A language model that thinks before speaking
AI technologies based on large language models (LLMs) have empowered users to automate workflows, improve their written communications, summarize long documents, and much more, both in their personal and professional lives. When it comes to applying LLMs to scientific endeavors, however, LLMs still have a long way to go before they can be trusted to provide key insights into experimental design, understand the significance of project results, or begin to appreciate the real-world scientific phenomena involved.
Lawrence Livermore computer scientist Bhavya Kailkhura explains, “Researchers are excited to leverage AI tools like LLMs for solving scientific challenges. However, existing approaches rely heavily on verbally articulated intermediate steps and often fall short in capturing complex, non-verbalized scientific patterns commonly encountered in the scientific applications encountered at Livermore and the DOE broadly. Take protein–protein interactions (PPI) as an example. Understanding PPIs, which are critical to cellular function, demands modeling multi-scale, context-dependent dynamics that words alone cannot sufficiently convey. Relying solely on verbal reasoning can introduce risks such as hallucination errors and omission of critical information, leading to incomplete or inaccurate scientific understanding.”
For Kailkhura and fellow Livermore researcher Brian Bartoldson, one key to making LLMs’ scientific reasoning more reliable and grounded in physics lies in re-working the models’ internal architecture. Created in partnership with researchers from the University of Tübingen and the University of Maryland, the team’s new proof-of-concept LLM, Huginn, represents a new breed of language models that emphasizes careful introspection over immediate yet often incomplete answers.

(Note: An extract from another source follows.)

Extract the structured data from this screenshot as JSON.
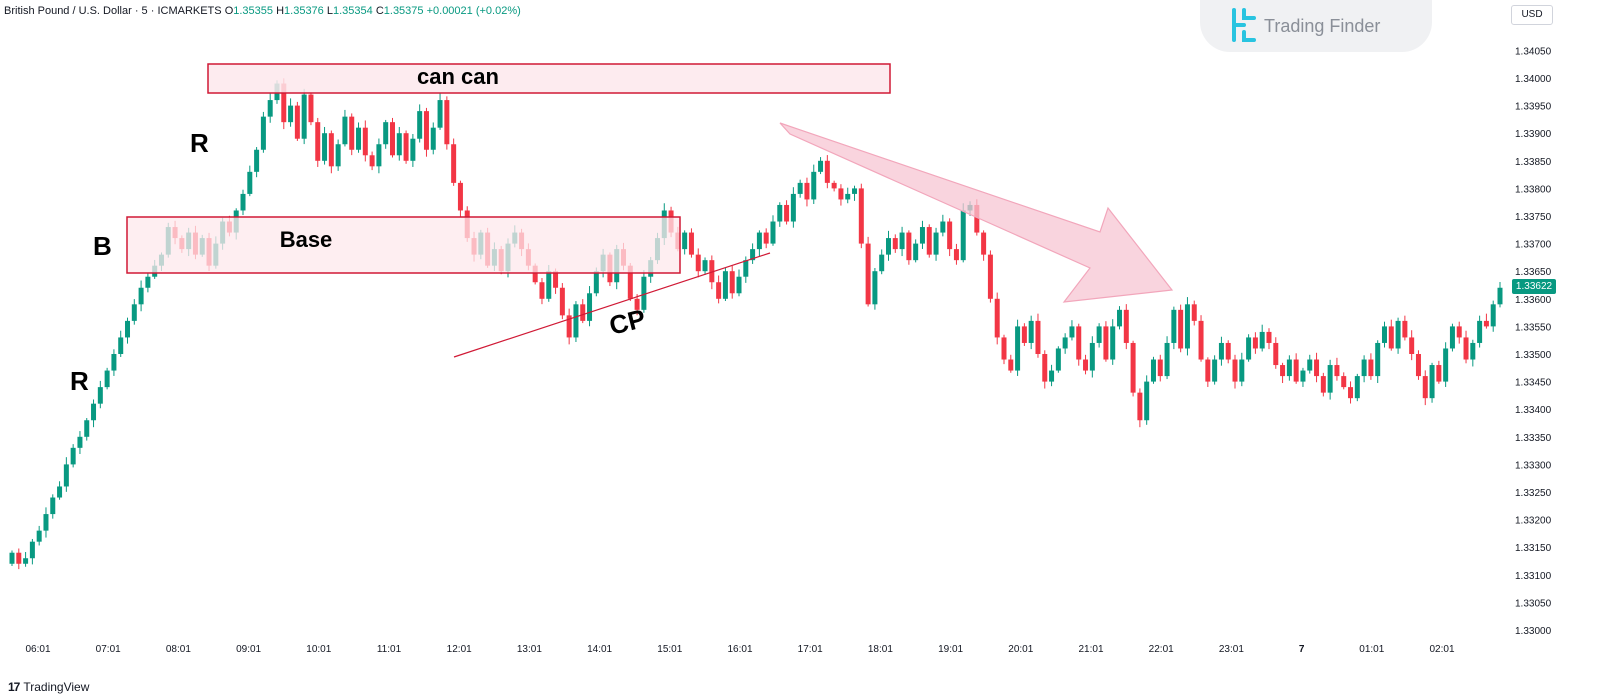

The “intelligence” of a machine learning (ML) model is said to roughly scale with the logarithm of the computing resources used to train it; that is, doubling the amount of information used to train the system will not make the system twice as intelligent, only a fraction more so. Therefore, continuing to train new AI models with larger and larger amounts of data is neither an efficient nor effective approach to improving mainstream models’ abilities going forward.
Instead, the team investigated how a language model can make better use of what data is provided to it. A fundamental innovation of Huginn is to incentivize continuous reasoning in latent space. Traditionally, language models first dice up natural language information (like a user’s text prompt) into small chunks, known as tokens; they then consult a table of word embeddings to translate tokens into numerical information that can be mathematically manipulated by an ML architecture called a “transformer,” and the intermediate states of these calculations exist in “latent space,” or, “hidden space.” While the model computes, it constantly translates from hidden space back into natural language text outputs that show the user its thinking process. Huginn’s creators thought that allowing the model to perform more calculations in hidden space before creating natural language outputs would give the model opportunity to think critically and uninterrupted.

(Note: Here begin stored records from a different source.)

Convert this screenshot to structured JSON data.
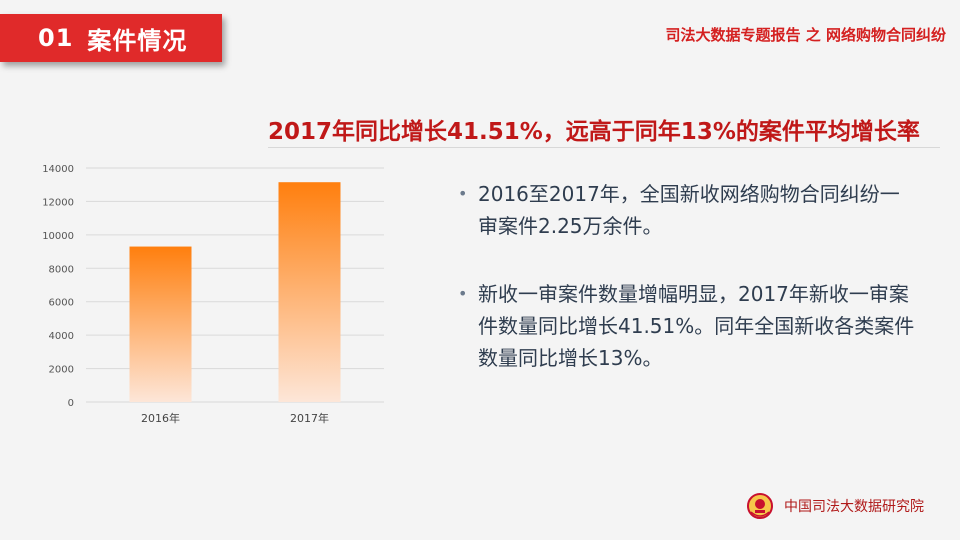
{
  "section": {
    "number": "01",
    "title": "案件情况"
  },
  "header_subtitle": "司法大数据专题报告 之 网络购物合同纠纷",
  "headline": "2017年同比增长41.51%，远高于同年13%的案件平均增长率",
  "bullets": [
    "2016至2017年，全国新收网络购物合同纠纷一审案件2.25万余件。",
    "新收一审案件数量增幅明显，2017年新收一审案件数量同比增长41.51%。同年全国新收各类案件数量同比增长13%。"
  ],
  "footer": {
    "org_name": "中国司法大数据研究院"
  },
  "colors": {
    "accent_red": "#e02a2a",
    "headline_red": "#c01818",
    "bar_top": "#ff7f0e",
    "bar_bottom": "#fde6d8",
    "bullet_text": "#2f3d4f"
  },
  "chart_data": {
    "type": "bar",
    "categories": [
      "2016年",
      "2017年"
    ],
    "values": [
      9300,
      13150
    ],
    "ylim": [
      0,
      14000
    ],
    "yticks": [
      0,
      2000,
      4000,
      6000,
      8000,
      10000,
      12000,
      14000
    ],
    "grid": true,
    "title": "",
    "xlabel": "",
    "ylabel": ""
  }
}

“There is not necessarily training data available for reasoning about nuanced scientific phenomenon, for example, the biochemical complexities of molecular interactions. Depth-recurrent AI models can perform iterative reasoning within latent space rather than relying on emulating verbal reasoning steps, presenting a potential way forward for LLM reasoning and advances in science. Moreover, by performing logic steps solely inside the embedding space, Huginn can reason more efficiently,” says Bartoldson.

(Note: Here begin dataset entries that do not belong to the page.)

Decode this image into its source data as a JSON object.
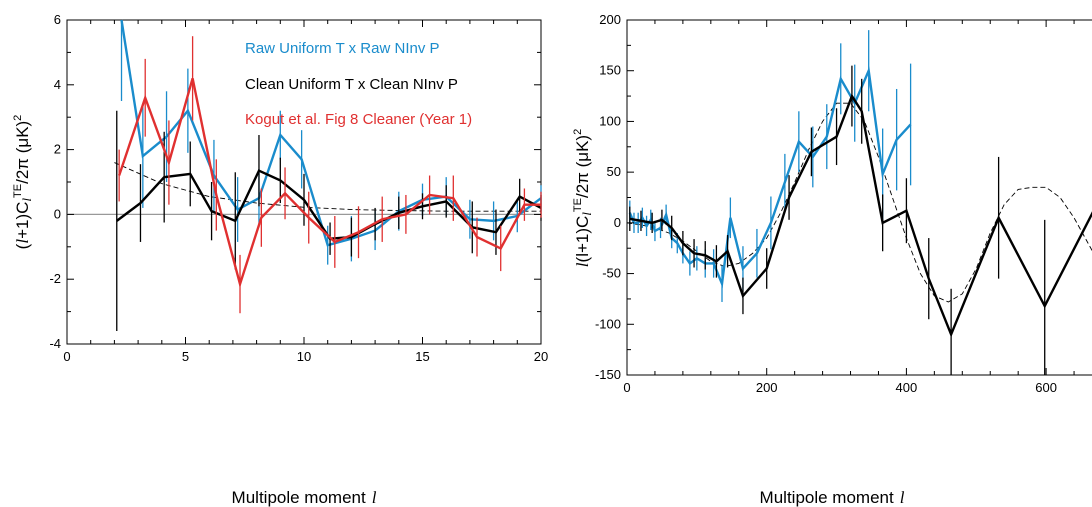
{
  "colors": {
    "blue": "#1a8ccc",
    "black": "#000000",
    "red": "#e03030",
    "zero_line": "#999999"
  },
  "chart_data": [
    {
      "type": "line",
      "xlim": [
        0,
        20
      ],
      "ylim": [
        -4,
        6
      ],
      "xticks": [
        0,
        5,
        10,
        15,
        20
      ],
      "yticks": [
        -4,
        -2,
        0,
        2,
        4,
        6
      ],
      "xlabel_prefix": "Multipole moment",
      "xlabel_symbol": "l",
      "ylabel": {
        "a": "(",
        "b": "l",
        "c": "+1)C",
        "d": "l",
        "e": "TE",
        "f": "/2π (μK)",
        "g": "2"
      },
      "legend": [
        "Raw Uniform T x Raw NInv P",
        "Clean Uniform T x Clean NInv P",
        "Kogut et al. Fig 8 Cleaner (Year 1)"
      ],
      "zero_line": true,
      "series": [
        {
          "name": "Raw Uniform T x Raw NInv P",
          "color": "blue",
          "x": [
            2.3,
            3.2,
            4.2,
            5.1,
            6.2,
            7.2,
            8.1,
            9.0,
            9.9,
            11.0,
            12.0,
            13.0,
            14.0,
            15.0,
            16.0,
            17.0,
            18.0,
            19.0,
            20.0
          ],
          "y": [
            6.5,
            1.8,
            2.4,
            3.2,
            1.2,
            0.15,
            0.5,
            2.45,
            1.7,
            -0.95,
            -0.75,
            -0.5,
            0.1,
            0.45,
            0.55,
            -0.15,
            -0.2,
            -0.05,
            0.5
          ],
          "err": [
            3.0,
            1.6,
            1.4,
            1.3,
            1.1,
            1.0,
            0.9,
            0.75,
            0.9,
            0.6,
            0.7,
            0.6,
            0.6,
            0.5,
            0.6,
            0.6,
            0.6,
            0.5,
            0.4
          ]
        },
        {
          "name": "Clean Uniform T x Clean NInv P",
          "color": "black",
          "x": [
            2.1,
            3.1,
            4.1,
            5.2,
            6.1,
            7.1,
            8.1,
            9.0,
            10.0,
            11.1,
            12.0,
            13.0,
            14.0,
            15.0,
            16.0,
            17.1,
            18.1,
            19.1,
            20.0
          ],
          "y": [
            -0.2,
            0.35,
            1.15,
            1.25,
            0.1,
            -0.2,
            1.35,
            1.05,
            0.45,
            -0.75,
            -0.7,
            -0.3,
            0.05,
            0.25,
            0.4,
            -0.4,
            -0.55,
            0.55,
            0.2
          ],
          "err": [
            3.4,
            1.2,
            1.4,
            1.0,
            0.9,
            1.5,
            1.1,
            0.7,
            0.8,
            0.5,
            0.6,
            0.5,
            0.5,
            0.4,
            0.5,
            0.8,
            0.7,
            0.55,
            0.4
          ]
        },
        {
          "name": "Kogut et al. Fig 8 Cleaner (Year 1)",
          "color": "red",
          "x": [
            2.2,
            3.3,
            4.3,
            5.3,
            6.3,
            7.3,
            8.2,
            9.2,
            10.2,
            11.3,
            12.3,
            13.3,
            14.3,
            15.3,
            16.3,
            17.3,
            18.3,
            19.3,
            20.0
          ],
          "y": [
            1.2,
            3.6,
            1.6,
            4.2,
            0.6,
            -2.15,
            -0.1,
            0.65,
            -0.1,
            -0.85,
            -0.55,
            -0.15,
            0.0,
            0.6,
            0.5,
            -0.7,
            -1.05,
            0.3,
            0.3
          ],
          "err": [
            0.8,
            1.2,
            1.3,
            1.3,
            1.1,
            0.9,
            0.9,
            0.8,
            0.8,
            0.8,
            0.8,
            0.7,
            0.6,
            0.6,
            0.7,
            0.6,
            0.7,
            0.5,
            0.4
          ]
        }
      ],
      "model": {
        "x": [
          2,
          4,
          6,
          8,
          10,
          12,
          14,
          16,
          18,
          20
        ],
        "y": [
          1.6,
          0.95,
          0.55,
          0.35,
          0.22,
          0.15,
          0.12,
          0.1,
          0.1,
          0.1
        ]
      }
    },
    {
      "type": "line",
      "xlim": [
        0,
        680
      ],
      "ylim": [
        -150,
        200
      ],
      "xticks": [
        0,
        200,
        400,
        600
      ],
      "yticks": [
        -150,
        -100,
        -50,
        0,
        50,
        100,
        150,
        200
      ],
      "xlabel_prefix": "Multipole moment",
      "xlabel_symbol": "l",
      "ylabel": {
        "a": "",
        "b": "l",
        "c": "(l+1)C",
        "d": "l",
        "e": "TE",
        "f": "/2π (μK)",
        "g": "2"
      },
      "series": [
        {
          "name": "blue",
          "color": "blue",
          "x": [
            4,
            10,
            16,
            22,
            28,
            34,
            40,
            48,
            56,
            64,
            72,
            80,
            90,
            100,
            112,
            124,
            136,
            148,
            166,
            186,
            206,
            226,
            246,
            266,
            286,
            306,
            326,
            346,
            366,
            386,
            406
          ],
          "y": [
            10,
            0,
            0,
            5,
            -3,
            3,
            -8,
            -5,
            8,
            -15,
            -20,
            -30,
            -40,
            -35,
            -40,
            -40,
            -60,
            5,
            -45,
            -30,
            0,
            40,
            80,
            65,
            85,
            142,
            118,
            150,
            48,
            82,
            97
          ],
          "err": [
            12,
            10,
            10,
            10,
            10,
            10,
            10,
            10,
            10,
            10,
            10,
            10,
            12,
            12,
            14,
            14,
            18,
            20,
            22,
            24,
            26,
            28,
            30,
            30,
            32,
            35,
            38,
            40,
            45,
            50,
            60
          ]
        },
        {
          "name": "black",
          "color": "black",
          "x": [
            4,
            20,
            36,
            50,
            64,
            80,
            96,
            112,
            128,
            144,
            166,
            200,
            232,
            264,
            300,
            322,
            336,
            366,
            400,
            432,
            464,
            532,
            598,
            668
          ],
          "y": [
            4,
            2,
            0,
            3,
            -5,
            -20,
            -30,
            -32,
            -38,
            -28,
            -72,
            -45,
            25,
            70,
            85,
            125,
            110,
            0,
            12,
            -55,
            -110,
            5,
            -82,
            12
          ],
          "err": [
            12,
            10,
            10,
            10,
            12,
            12,
            14,
            14,
            16,
            16,
            18,
            20,
            22,
            24,
            28,
            30,
            32,
            28,
            32,
            40,
            45,
            60,
            85,
            165
          ]
        }
      ],
      "model": {
        "x": [
          0,
          20,
          40,
          60,
          80,
          100,
          120,
          140,
          160,
          180,
          200,
          220,
          240,
          260,
          280,
          300,
          320,
          340,
          360,
          380,
          400,
          420,
          440,
          460,
          480,
          500,
          520,
          540,
          560,
          580,
          600,
          620,
          640,
          660,
          680
        ],
        "y": [
          0,
          -2,
          -5,
          -10,
          -18,
          -28,
          -38,
          -43,
          -40,
          -30,
          -15,
          10,
          40,
          72,
          100,
          118,
          118,
          100,
          65,
          25,
          -15,
          -50,
          -72,
          -78,
          -70,
          -45,
          -10,
          18,
          33,
          35,
          35,
          25,
          5,
          -20,
          -45
        ]
      }
    }
  ]
}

To facilitate this process, they incorporated a recurrent element into Huginn’s transformer architecture. Unlike most LLMs, which have a pre-defined number of neurons and computational layers, Huginn more closely mimics human neurophysiology by incorporating a recurrent block that allows the neural network’s computational layers to grow as necessary. This asset allows Huginn to continue searching for the best output by devoting more computation to learning and deploying logical strategies rather than merely memorizing training data. In short, it thinks longer before speaking.
By prioritizing thinking before responding, the research team considers Huginn a crucial step towards a more comprehensive scientific reasoning LLM. While Huginn is currently a prototype model, the team aims to incorporate its reasoning capabilities into national laboratories’ mission-specific applications. Kailkhura outlines a comprehensive path forward for such work:
"Our vision is to build COGENT, a next-generation scientific reasoning LLM that stands as the gold standard for trustworthiness and efficiency — two critical pillars for scientific breakthroughs in data-scarce, high-stakes environments. COGENT will navigate the unique challenges of DOE’s scientific mission: where data is often scarce, compute is precious, and trust in the model’s reasoning is non-negotiable. With COGENT, we are not just advancing AI, we are redefining how AI and science converge to unlock the next era of discovery."